The study also revealed that another 14 percent of the New York City area claims appear to involve either overbilling or excessive utilization of medical services, otherwise known as claims buildup. “While this may not rise to the level of criminal fraud, New York’s honest drivers are essentially subsidizing unscrupulous health care providers when instances occur,” Sprinkel said.

When the IRC looked at PIP claims filed in New York state outside of the New York City metropolitan area, elements of fraud were found in only 4 percent of closed claims. In addition, signs of claim buildup were found in just 4 percent of all upstate PIP claims.

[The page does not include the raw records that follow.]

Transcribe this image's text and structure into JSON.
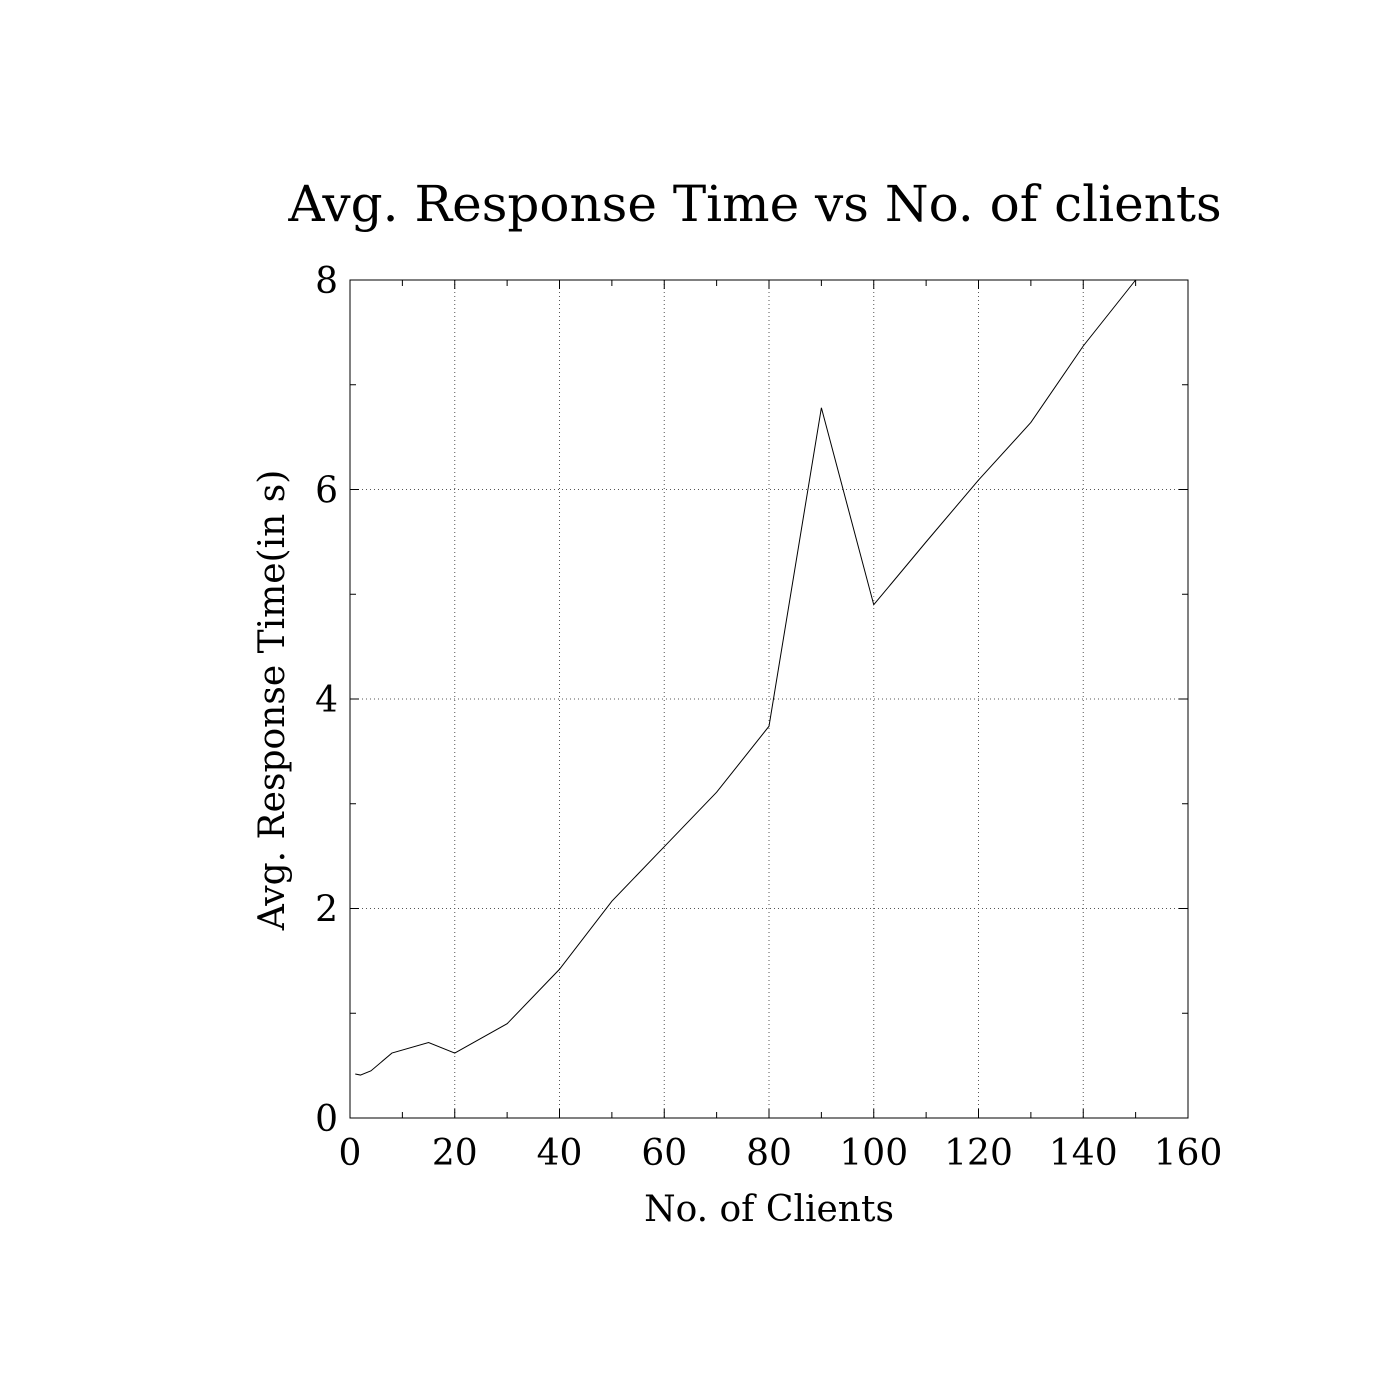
{
  "chart_data": {
    "type": "line",
    "title": "Avg. Response Time vs No. of clients",
    "xlabel": "No. of Clients",
    "ylabel": "Avg. Response Time(in s)",
    "xlim": [
      0,
      160
    ],
    "ylim": [
      0,
      8
    ],
    "xticks": [
      0,
      20,
      40,
      60,
      80,
      100,
      120,
      140,
      160
    ],
    "yticks": [
      0,
      2,
      4,
      6,
      8
    ],
    "xtick_labels": [
      "0",
      "20",
      "40",
      "60",
      "80",
      "100",
      "120",
      "140",
      "160"
    ],
    "ytick_labels": [
      "0",
      "2",
      "4",
      "6",
      "8"
    ],
    "grid": true,
    "series": [
      {
        "x": [
          1,
          2,
          4,
          8,
          15,
          20,
          30,
          40,
          50,
          60,
          70,
          80,
          90,
          100,
          110,
          120,
          130,
          140,
          150
        ],
        "y": [
          0.42,
          0.41,
          0.45,
          0.62,
          0.72,
          0.62,
          0.9,
          1.42,
          2.07,
          2.59,
          3.11,
          3.74,
          6.78,
          4.9,
          5.5,
          6.09,
          6.64,
          7.37,
          8.0
        ]
      }
    ],
    "colors": {
      "line": "#000000",
      "grid": "#555555",
      "frame": "#000000"
    }
  }
}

Other key downstate/upstate discrepancies documented in the IRC report include the following:

  • In 2010, the typical PIP claims payout for claimants in the New York City area was nearly two times the payout for claimants in the rest of the state.
  • 44 percent of New York City area PIP claimants visited four or more health care providers in 2010, whereas only 14 percent of claimants elsewhere in the state did the same.
  • In 2010, New York City area claimants were much more likely to seek treatment from chiropractors, physical therapists, and acupuncturists than their upstate counterparts.
  • For the majority of claimants, health care providers charged auto insurers far more than the state’s established fee schedule for their services.
  • Compared to claimants in the rest of the state, New York City area claimants were significantly more likely to have their health care providers represented by attorneys.

“The preliminary findings from this study confirm that the New York City area is a hotbed for auto insurance fraud and that the problem has grown worse in recent years,” Sprinkel said. “We hope these findings will help policymakers understand the specific behaviors that are driving auto insurance costs so that they canbegin to fashion effective responses to the issue.”